In the face of abortion providers’ claims, the Fifth Circuit maintained proper respect for the legislative determinations of Texas officials. After a thorough review of the Supreme Court’s jurisprudence from Roe to the present (which is glaringly missing from Judge Richard Posner’s recent decision in Planned Parenthood v. Schimel, a Seventh Circuit case which adopts a strict-scrutiny standard), the Fifth Circuit carefully followed the Court’s deferential framework for evaluating abortion regulations.

For example, the Fifth Circuit examined the rational bases supporting HB 2 — for example, the state’s interest in raising the standard and quality of care and protecting the health and welfare of women seeking abortions through the ambulatory surgical center provision. In doing so, the Fifth Circuit concluded that Texas had adequately defined and supported the medical basis for the provision. Further, it concluded that this medical basis supported a legitimate purpose.

Moreover, the Fifth Circuit rightfully found that it was the abortion providers’ burden to prove that the provisions of HB2 impose an undue burden on women – and not the state’s burden to prove the effectiveness of the law.

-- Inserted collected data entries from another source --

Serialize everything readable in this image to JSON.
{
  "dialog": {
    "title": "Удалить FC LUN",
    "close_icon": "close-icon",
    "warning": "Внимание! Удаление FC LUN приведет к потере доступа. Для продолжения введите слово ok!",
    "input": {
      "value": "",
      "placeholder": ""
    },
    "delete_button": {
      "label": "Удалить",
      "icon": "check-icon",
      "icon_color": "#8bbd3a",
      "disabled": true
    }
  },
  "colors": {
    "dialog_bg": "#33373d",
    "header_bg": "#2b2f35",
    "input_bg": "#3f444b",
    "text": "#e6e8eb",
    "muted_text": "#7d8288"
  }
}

Citing the “wide discretion” standard so clearly enunciated in Gonzales, the Fifth Circuit also explained that the Supreme Court has made clear that medical uncertainty underlying a statute should be resolved by legislatures, not the courts. Here, there is ample evidence of “medical disagreement” in the medical community. Testimony in the legislative record — including statements of physicians — highlighted the medical benefit of HB2’s ambulatory surgical-center standards and admitting-privileges requirement. The district court heard medical testimony from both sides during trial. Amicus briefs were submitted by medical organizations supporting the state in the Fifth Circuit appeal, and more amicus briefs explaining the medical benefit of ambulatory surgical center standards and admitting privileges will be filed with the Supreme Court. At most, abortion providers have demonstrated that there is medical disagreement – and in so doing, they simply make the case that the Texas legislature must be afforded wide deference and HB2 must be upheld. To rule otherwise would require reversing the Court’s longstanding abortion decisions.

In sum, the Fifth Circuit followed the Supreme Court’s guidance in Casey and Gonzales to the letter — and it is the petitioners that advocate turning the Court’s abortion jurisprudence on its head.